Obon s'achève le 16 août. À l'approche du soir, les familles allument un feu d'adieu appelé okuribi, souvent au même endroit où le feu d'accueil avait été allumé quelques jours plus tôt.

Ce geste marque la fin de la visite des ancêtres et les accompagne sur le chemin du retour vers le monde des esprits. À travers le Japon, cet adieu peut prendre différentes formes, de petits feux domestiques aux grands événements publics tels que le célèbre Gozan no Okuribi de Kyoto. Quelle que soit l'échelle, le sentiment demeure le même : gratitude pour le temps partagé et vœux pour un voyage paisible vers l'au-delà.

Gozan no Okuribi / The above image is for illustrative purposes only.
Gozan no Okuribi / L'image ci-dessus est fournie à titre indicatif uniquement.

Pendant quelques jours chaque été, Obon invite les gens à s'éloigner du rythme de la vie quotidienne et à tourner leur attention vers la famille, la mémoire et le passage du temps.

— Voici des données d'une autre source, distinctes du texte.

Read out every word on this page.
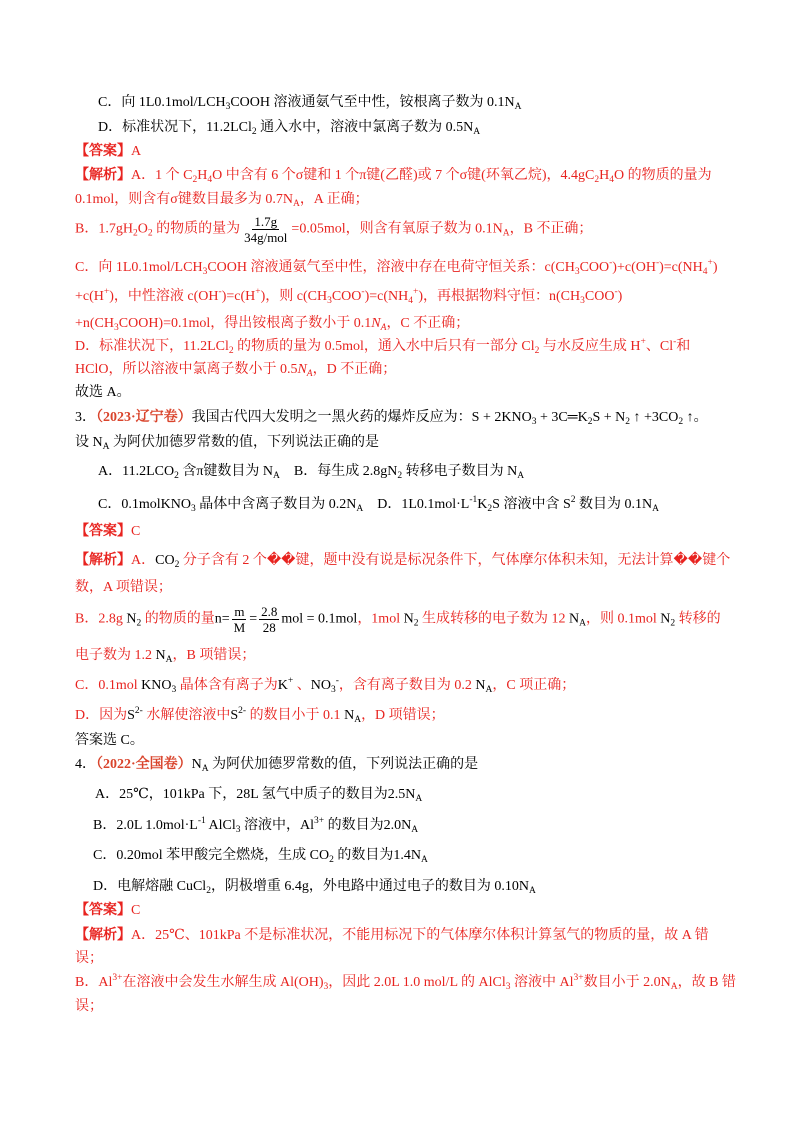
C．向 $1L0.1mol/LCH_3COOH$ 溶液通氨气至中性，铵根离子数为 $0.1N_A$
D．标准状况下，11.2LCl$_2$ 通入水中，溶液中氯离子数为 $0.5N_A$
【答案】A
【解析】A．1 个 $C_2H_4O$ 中含有 6 个σ键和 1 个π键(乙醛)或 7 个σ键(环氧乙烷)，$4.4gC_2H_4O$ 的物质的量为
0.1mol，则含有σ键数目最多为 $0.7N_A$，A 正确；
B．$1.7gH_2O_2$ 的物质的量为 $\frac{1.7g}{\text{34g/mol}} =0.05mol$，则含有氧原子数为 $0.1N_A$，B 不正确；
C．向 $1L0.1mol/LCH_3COOH$ 溶液通氨气至中性，溶液中存在电荷守恒关系：$c(CH_3COO^-)+c(OH^-)=c(NH_4^+)$
+c(H+)，中性溶液 c(OH-)=c(H+)，则 $c(CH_3COO^-)=c(NH_4^+)$，再根据物料守恒：$n(CH_3COO^-)$
$+n(CH_3COOH)=0.1mol$，得出铵根离子数小于 $0.1N_A$，C 不正确；
D．标准状况下，11.2LCl$_2$ 的物质的量为 0.5mol，通入水中后只有一部分 $Cl_2$ 与水反应生成 H+、Cl-和
HClO，所以溶液中氯离子数小于 $0.5N_A$，D 不正确；
故选 A。
3．（2023·辽宁卷）我国古代四大发明之一黑火药的爆炸反应为：$S + 2KNO_3$ + $3C═K_2S + N_2$ ↑ $+3CO_2$ ↑。
设 $N_A$ 为阿伏加德罗常数的值，下列说法正确的是
A．$11.2LCO_2$ 含π键数目为 $N_A$　B．每生成 $2.8gN_2$ 转移电子数目为 $N_A$
C．0.1molKNO$_3$ 晶体中含离子数目为 $0.2N_A$　D．$1L0.1mol\cdot L^{-1}K_2S$ 溶液中含 $S^2$ 数目为 $0.1N_A$
【答案】C
【解析】A．$CO_2$ 分子含有 2 个��键，题中没有说是标况条件下，气体摩尔体积未知，无法计算��键个
数，A 项错误；
B．2.8g $N_2$ 的物质的量$n= \frac{m}{M} = \frac{2.8}{28}$ mol = 0.1mol，1mol $N_2$ 生成转移的电子数为 12 $N_A$，则 0.1mol $N_2$ 转移的
电子数为 1.2 $N_A$，B 项错误；
C．0.1mol $KNO_3$ 晶体含有离子为K+ 、$NO_3^-$，含有离子数目为 0.2 $N_A$，C 项正确；
D．因为$S^{2-}$ 水解使溶液中$S^{2-}$ 的数目小于 0.1 $N_A$，D 项错误；
答案选 C。
4．（2022·全国卷）$N_A$ 为阿伏加德罗常数的值，下列说法正确的是
A．25℃，101kPa 下，28L 氢气中质子的数目为$2.5N_A$
B．2.0L $1.0mol\cdot L^{-1}$ AlCl$_3$ 溶液中，$Al^{3+}$ 的数目为$2.0N_A$
C．0.20mol 苯甲酸完全燃烧，生成 $CO_2$ 的数目为$1.4N_A$
D．电解熔融 CuCl$_2$，阴极增重 6.4g，外电路中通过电子的数目为 $0.10N_A$
【答案】C
【解析】A．25℃、101kPa 不是标准状况，不能用标况下的气体摩尔体积计算氢气的物质的量，故 A 错
误；
B．$Al^{3+}$在溶液中会发生水解生成 $Al(OH)_3$，因此 2.0L 1.0 mol/L 的 AlCl$_3$ 溶液中 $Al^{3+}$数目小于 $2.0N_A$，故 B 错
误；
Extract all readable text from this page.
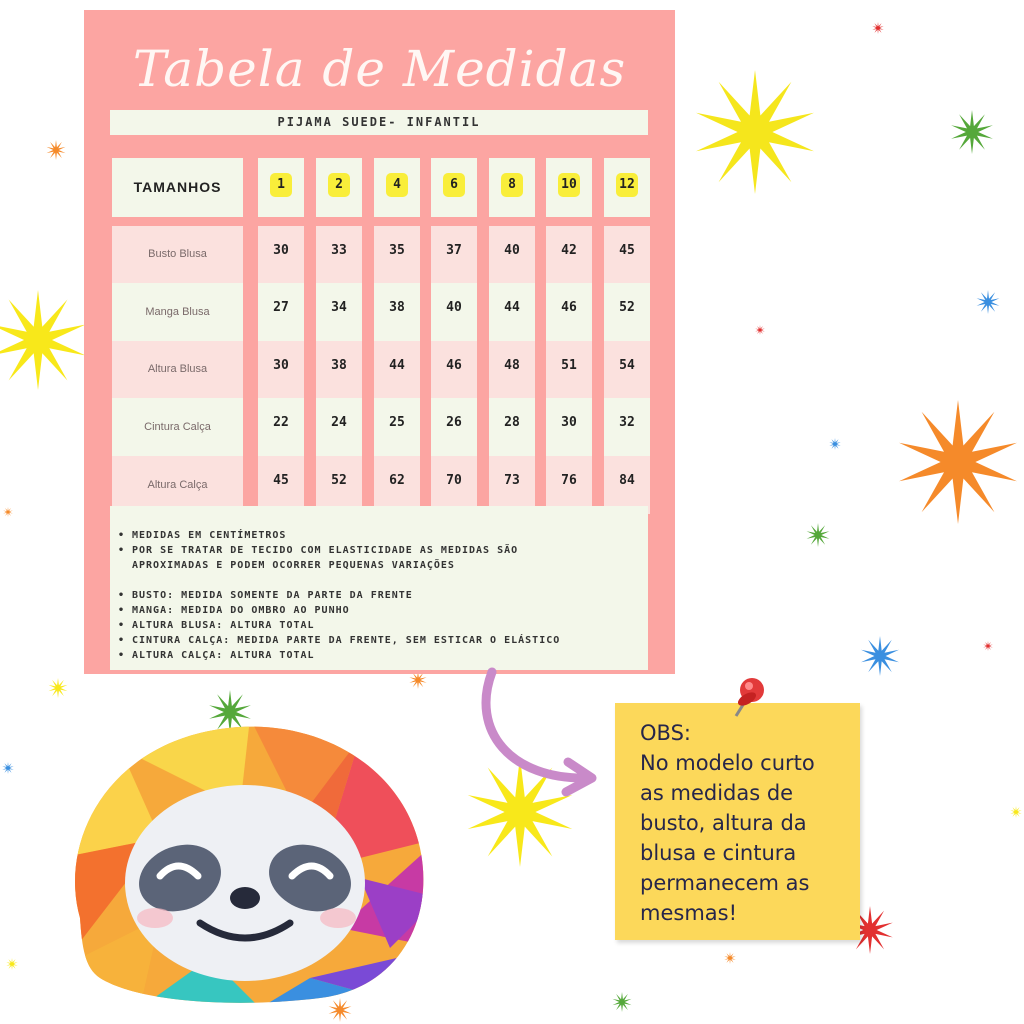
Tabela de Medidas
PIJAMA SUEDE- INFANTIL
TAMANHOS
Busto Blusa
Manga Blusa
Altura Blusa
Cintura Calça
Altura Calça
1
30
27
30
22
45
2
33
34
38
24
52
4
35
38
44
25
62
6
37
40
46
26
70
8
40
44
48
28
73
10
42
46
51
30
76
12
45
52
54
32
84
• MEDIDAS EM CENTÍMETROS
• POR SE TRATAR DE TECIDO COM ELASTICIDADE AS MEDIDAS SÃO
APROXIMADAS E PODEM OCORRER PEQUENAS VARIAÇÕES
• BUSTO: MEDIDA SOMENTE DA PARTE DA FRENTE
• MANGA: MEDIDA DO OMBRO AO PUNHO
• ALTURA BLUSA: ALTURA TOTAL
• CINTURA CALÇA: MEDIDA PARTE DA FRENTE, SEM ESTICAR O ELÁSTICO
• ALTURA CALÇA: ALTURA TOTAL

OBS:
No modelo curto
as medidas de
busto, altura da
blusa e cintura
permanecem as
mesmas!
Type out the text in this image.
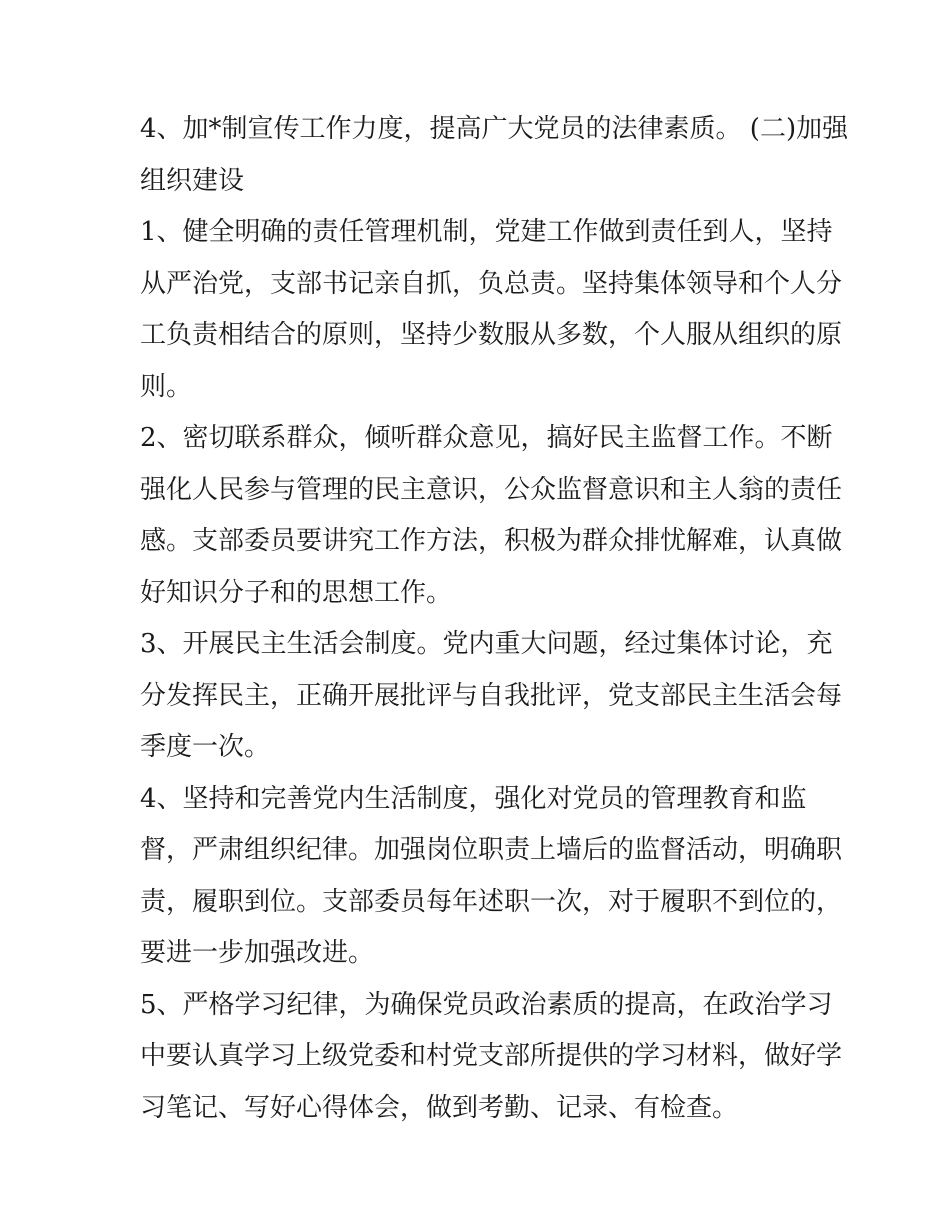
4、加*制宣传工作力度，提高广大党员的法律素质。 (二)加强
组织建设
1、健全明确的责任管理机制，党建工作做到责任到人，坚持
从严治党，支部书记亲自抓，负总责。坚持集体领导和个人分
工负责相结合的原则，坚持少数服从多数，个人服从组织的原
则。
2、密切联系群众，倾听群众意见，搞好民主监督工作。不断
强化人民参与管理的民主意识，公众监督意识和主人翁的责任
感。支部委员要讲究工作方法，积极为群众排忧解难，认真做
好知识分子和的思想工作。
3、开展民主生活会制度。党内重大问题，经过集体讨论，充
分发挥民主，正确开展批评与自我批评，党支部民主生活会每
季度一次。
4、坚持和完善党内生活制度，强化对党员的管理教育和监
督，严肃组织纪律。加强岗位职责上墙后的监督活动，明确职
责，履职到位。支部委员每年述职一次，对于履职不到位的，
要进一步加强改进。
5、严格学习纪律，为确保党员政治素质的提高，在政治学习
中要认真学习上级党委和村党支部所提供的学习材料，做好学
习笔记、写好心得体会，做到考勤、记录、有检查。
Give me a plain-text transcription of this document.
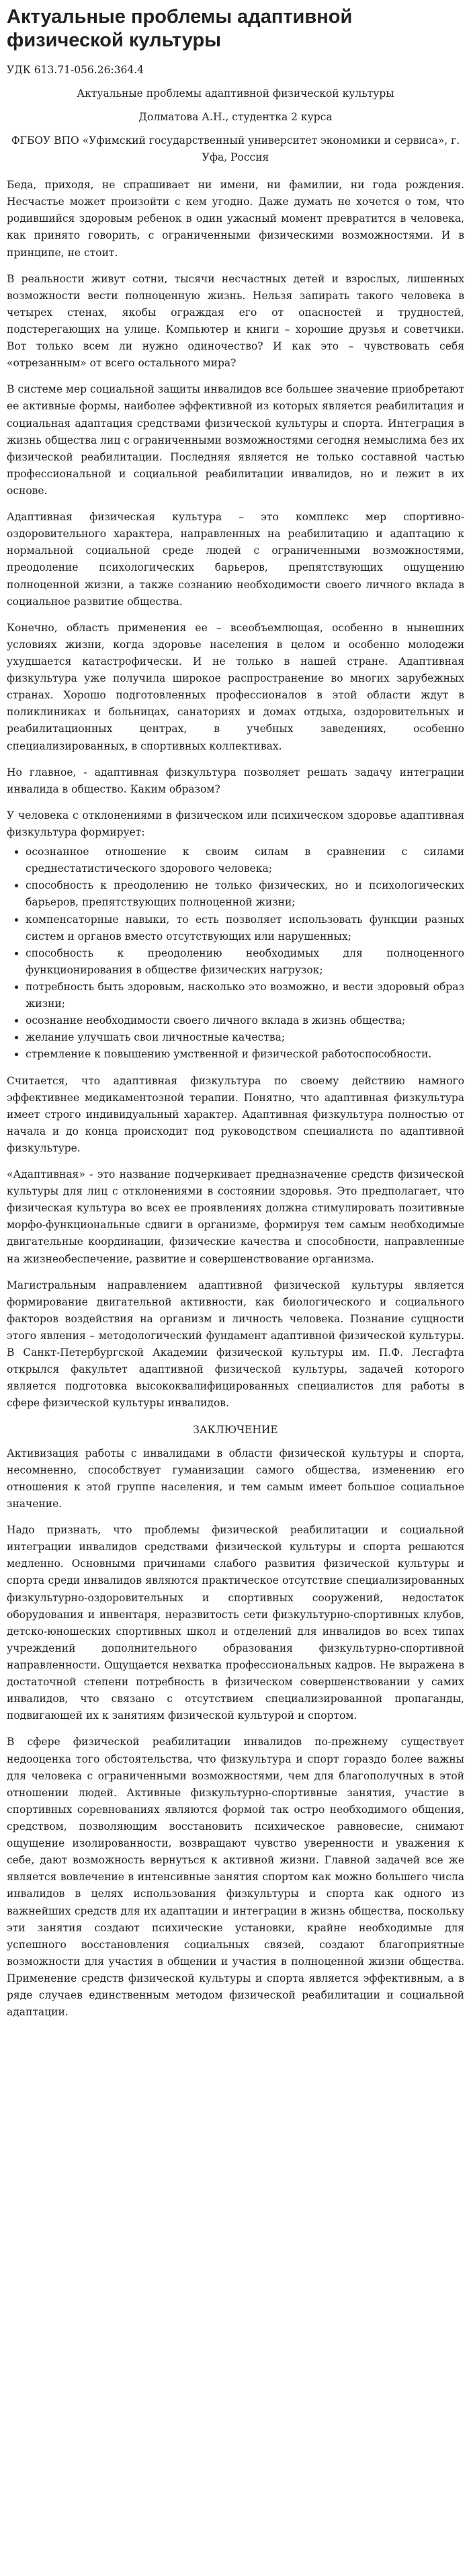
Актуальные проблемы адаптивной физической культуры
УДК 613.71-056.26:364.4
Актуальные проблемы адаптивной физической культуры
Долматова А.Н., студентка 2 курса
ФГБОУ ВПО «Уфимский государственный университет экономики и сервиса», г. Уфа, Россия

Беда, приходя, не спрашивает ни имени, ни фамилии, ни года рождения. Несчастье может произойти с кем угодно. Даже думать не хочется о том, что родившийся здоровым ребенок в один ужасный момент превратится в человека, как принято говорить, с ограниченными физическими возможностями. И в принципе, не стоит.

В реальности живут сотни, тысячи несчастных детей и взрослых, лишенных возможности вести полноценную жизнь. Нельзя запирать такого человека в четырех стенах, якобы ограждая его от опасностей и трудностей, подстерегающих на улице. Компьютер и книги – хорошие друзья и советчики. Вот только всем ли нужно одиночество? И как это – чувствовать себя «отрезанным» от всего остального мира?

В системе мер социальной защиты инвалидов все большее значение приобретают ее активные формы, наиболее эффективной из которых является реабилитация и социальная адаптация средствами физической культуры и спорта. Интеграция в жизнь общества лиц с ограниченными возможностями сегодня немыслима без их физической реабилитации. Последняя является не только составной частью профессиональной и социальной реабилитации инвалидов, но и лежит в их основе.

Адаптивная физическая культура – это комплекс мер спортивно-оздоровительного характера, направленных на реабилитацию и адаптацию к нормальной социальной среде людей с ограниченными возможностями, преодоление психологических барьеров, препятствующих ощущению полноценной жизни, а также сознанию необходимости своего личного вклада в социальное развитие общества.

Конечно, область применения ее – всеобъемлющая, особенно в нынешних условиях жизни, когда здоровье населения в целом и особенно молодежи ухудшается катастрофически. И не только в нашей стране. Адаптивная физкультура уже получила широкое распространение во многих зарубежных странах. Хорошо подготовленных профессионалов в этой области ждут в поликлиниках и больницах, санаториях и домах отдыха, оздоровительных и реабилитационных центрах, в учебных заведениях, особенно специализированных, в спортивных коллективах.

Но главное, - адаптивная физкультура позволяет решать задачу интеграции инвалида в общество. Каким образом?

У человека с отклонениями в физическом или психическом здоровье адаптивная физкультура формирует:

• осознанное отношение к своим силам в сравнении с силами среднестатистического здорового человека;
• способность к преодолению не только физических, но и психологических барьеров, препятствующих полноценной жизни;
• компенсаторные навыки, то есть позволяет использовать функции разных систем и органов вместо отсутствующих или нарушенных;
• способность к преодолению необходимых для полноценного функционирования в обществе физических нагрузок;
• потребность быть здоровым, насколько это возможно, и вести здоровый образ жизни;
• осознание необходимости своего личного вклада в жизнь общества;
• желание улучшать свои личностные качества;
• стремление к повышению умственной и физической работоспособности.

Считается, что адаптивная физкультура по своему действию намного эффективнее медикаментозной терапии. Понятно, что адаптивная физкультура имеет строго индивидуальный характер. Адаптивная физкультура полностью от начала и до конца происходит под руководством специалиста по адаптивной физкультуре.

«Адаптивная» - это название подчеркивает предназначение средств физической культуры для лиц с отклонениями в состоянии здоровья. Это предполагает, что физическая культура во всех ее проявлениях должна стимулировать позитивные морфо-функциональные сдвиги в организме, формируя тем самым необходимые двигательные координации, физические качества и способности, направленные на жизнеобеспечение, развитие и совершенствование организма.

Магистральным направлением адаптивной физической культуры является формирование двигательной активности, как биологического и социального факторов воздействия на организм и личность человека. Познание сущности этого явления – методологический фундамент адаптивной физической культуры. В Санкт-Петербургской Академии физической культуры им. П.Ф. Лесгафта открылся факультет адаптивной физической культуры, задачей которого является подготовка высококвалифицированных специалистов для работы в сфере физической культуры инвалидов.

ЗАКЛЮЧЕНИЕ

Активизация работы с инвалидами в области физической культуры и спорта, несомненно, способствует гуманизации самого общества, изменению его отношения к этой группе населения, и тем самым имеет большое социальное значение.

Надо признать, что проблемы физической реабилитации и социальной интеграции инвалидов средствами физической культуры и спорта решаются медленно. Основными причинами слабого развития физической культуры и спорта среди инвалидов являются практическое отсутствие специализированных физкультурно-оздоровительных и спортивных сооружений, недостаток оборудования и инвентаря, неразвитость сети физкультурно-спортивных клубов, детско-юношеских спортивных школ и отделений для инвалидов во всех типах учреждений дополнительного образования физкультурно-спортивной направленности. Ощущается нехватка профессиональных кадров. Не выражена в достаточной степени потребность в физическом совершенствовании у самих инвалидов, что связано с отсутствием специализированной пропаганды, подвигающей их к занятиям физической культурой и спортом.

В сфере физической реабилитации инвалидов по-прежнему существует недооценка того обстоятельства, что физкультура и спорт гораздо более важны для человека с ограниченными возможностями, чем для благополучных в этой отношении людей. Активные физкультурно-спортивные занятия, участие в спортивных соревнованиях являются формой так остро необходимого общения, средством, позволяющим восстановить психическое равновесие, снимают ощущение изолированности, возвращают чувство уверенности и уважения к себе, дают возможность вернуться к активной жизни. Главной задачей все же является вовлечение в интенсивные занятия спортом как можно большего числа инвалидов в целях использования физкультуры и спорта как одного из важнейших средств для их адаптации и интеграции в жизнь общества, поскольку эти занятия создают психические установки, крайне необходимые для успешного восстановления социальных связей, создают благоприятные возможности для участия в общении и участия в полноценной жизни общества. Применение средств физической культуры и спорта является эффективным, а в ряде случаев единственным методом физической реабилитации и социальной адаптации.
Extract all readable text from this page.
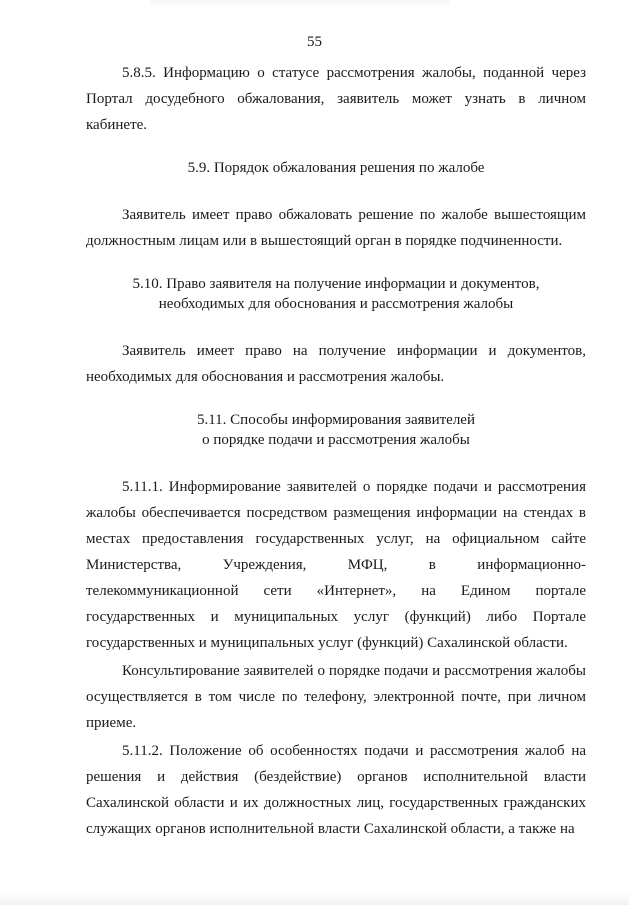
55

5.8.5. Информацию о статусе рассмотрения жалобы, поданной через Портал досудебного обжалования, заявитель может узнать в личном кабинете.

5.9. Порядок обжалования решения по жалобе

Заявитель имеет право обжаловать решение по жалобе вышестоящим должностным лицам или в вышестоящий орган в порядке подчиненности.

5.10. Право заявителя на получение информации и документов,

необходимых для обоснования и рассмотрения жалобы

Заявитель имеет право на получение информации и документов, необходимых для обоснования и рассмотрения жалобы.

5.11. Способы информирования заявителей

о порядке подачи и рассмотрения жалобы

5.11.1. Информирование заявителей о порядке подачи и рассмотрения жалобы обеспечивается посредством размещения информации на стендах в местах предоставления государственных услуг, на официальном сайте Министерства, Учреждения, МФЦ, в информационно-телекоммуникационной сети «Интернет», на Едином портале государственных и муниципальных услуг (функций) либо Портале государственных и муниципальных услуг (функций) Сахалинской области.

Консультирование заявителей о порядке подачи и рассмотрения жалобы осуществляется в том числе по телефону, электронной почте, при личном приеме.

5.11.2. Положение об особенностях подачи и рассмотрения жалоб на решения и действия (бездействие) органов исполнительной власти Сахалинской области и их должностных лиц, государственных гражданских служащих органов исполнительной власти Сахалинской области, а также на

Dans le Japon moderne, où les villes s'agrandissent et où les familles vivent souvent éloignées les unes des autres, une telle pause peut sembler de plus en plus précieuse.

Obon crée un moment pour renouer avec les êtres chers, avec les lieux qui portent une signification personnelle, et avec les histoires qui pourraient autrement s'effacer avec le temps.